CVE-2024-47721 is a vulnerability identified in the Linux kernel's Wi-Fi driver component, specifically within the Realtek rtw89 driver. The issue arises from an out-of-bounds read caused by the handling of a firmware Command-to-Host (C2H) event identified as RTW89_MAC_C2H_FUNC_READ_WOW_CAM. This event ID is unused and lacks an implemented handler, but the driver erroneously expects a number of handlers equal to NUM_OF_RTW89_MAC_C2H_FUNC_WOW. This mismatch leads to an out-of-bounds memory access when the driver attempts to process this event. The root cause is that the driver includes this event ID in its handler count without providing a corresponding handler function, resulting in the driver reading memory beyond the allocated bounds. The vulnerability was discovered through static analysis (Coverity ID 1598775) and has been addressed by removing the unused event ID from the driver code, thereby preventing the out-of-bounds read. No known exploits are currently reported in the wild, and no CVSS score has been assigned yet. The vulnerability affects versions of the Linux kernel containing the specified commit hash ff53fce5c78ba27ec7eb0baff7ef9648fde7ad8e, indicating a specific code state rather than a broad version range. Since this is a kernel-level vulnerability in a widely used Wi-Fi driver, it has potential implications for systems running Linux with Realtek rtw89 Wi-Fi hardware support.

For European organizations, this vulnerability could lead to potential information disclosure or system instability due to out-of-bounds memory reads in the kernel space. Although no direct remote code execution or privilege escalation is indicated, out-of-bounds reads can sometimes be leveraged to leak sensitive kernel memory, which could aid attackers in crafting further exploits. Systems using Linux with Realtek rtw89 Wi-Fi drivers—common in many laptops, desktops, and embedded devices—may be susceptible. This could impact sectors relying heavily on Linux infrastructure, such as telecommunications, finance, research institutions, and government agencies. The vulnerability might also affect IoT devices or industrial control systems running Linux with this driver, potentially disrupting critical services. Given the kernel-level nature, exploitation could compromise system stability or confidentiality, impacting availability and trustworthiness of affected systems. However, the absence of known exploits and the requirement for specific hardware reduce immediate risk, but organizations should remain vigilant and apply patches promptly.
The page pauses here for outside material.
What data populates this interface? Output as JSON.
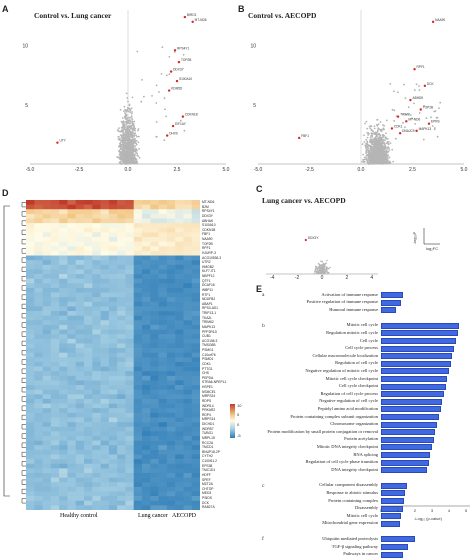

European organizations should prioritize updating their Linux kernel to versions that include the fix removing the unused RTW89_MAC_C2H_FUNC_READ_WOW_CAM event ID from the rtw89 driver. Since this vulnerability is in the kernel driver, kernel updates distributed by Linux distributions (e.g., Debian, Ubuntu, Red Hat, SUSE) should be applied as soon as patches are available. For environments where immediate kernel updates are challenging, organizations should audit systems to identify those using Realtek rtw89 Wi-Fi hardware and consider disabling the affected Wi-Fi interface temporarily if feasible. Additionally, monitoring kernel logs for unusual C2H event activity or driver errors may help detect exploitation attempts. Network segmentation and strict access controls can limit exposure of vulnerable devices. Security teams should also maintain up-to-date intrusion detection signatures and monitor threat intelligence feeds for any emerging exploit attempts targeting this vulnerability. Finally, organizations should engage with their Linux distribution vendors to confirm patch availability and deployment timelines.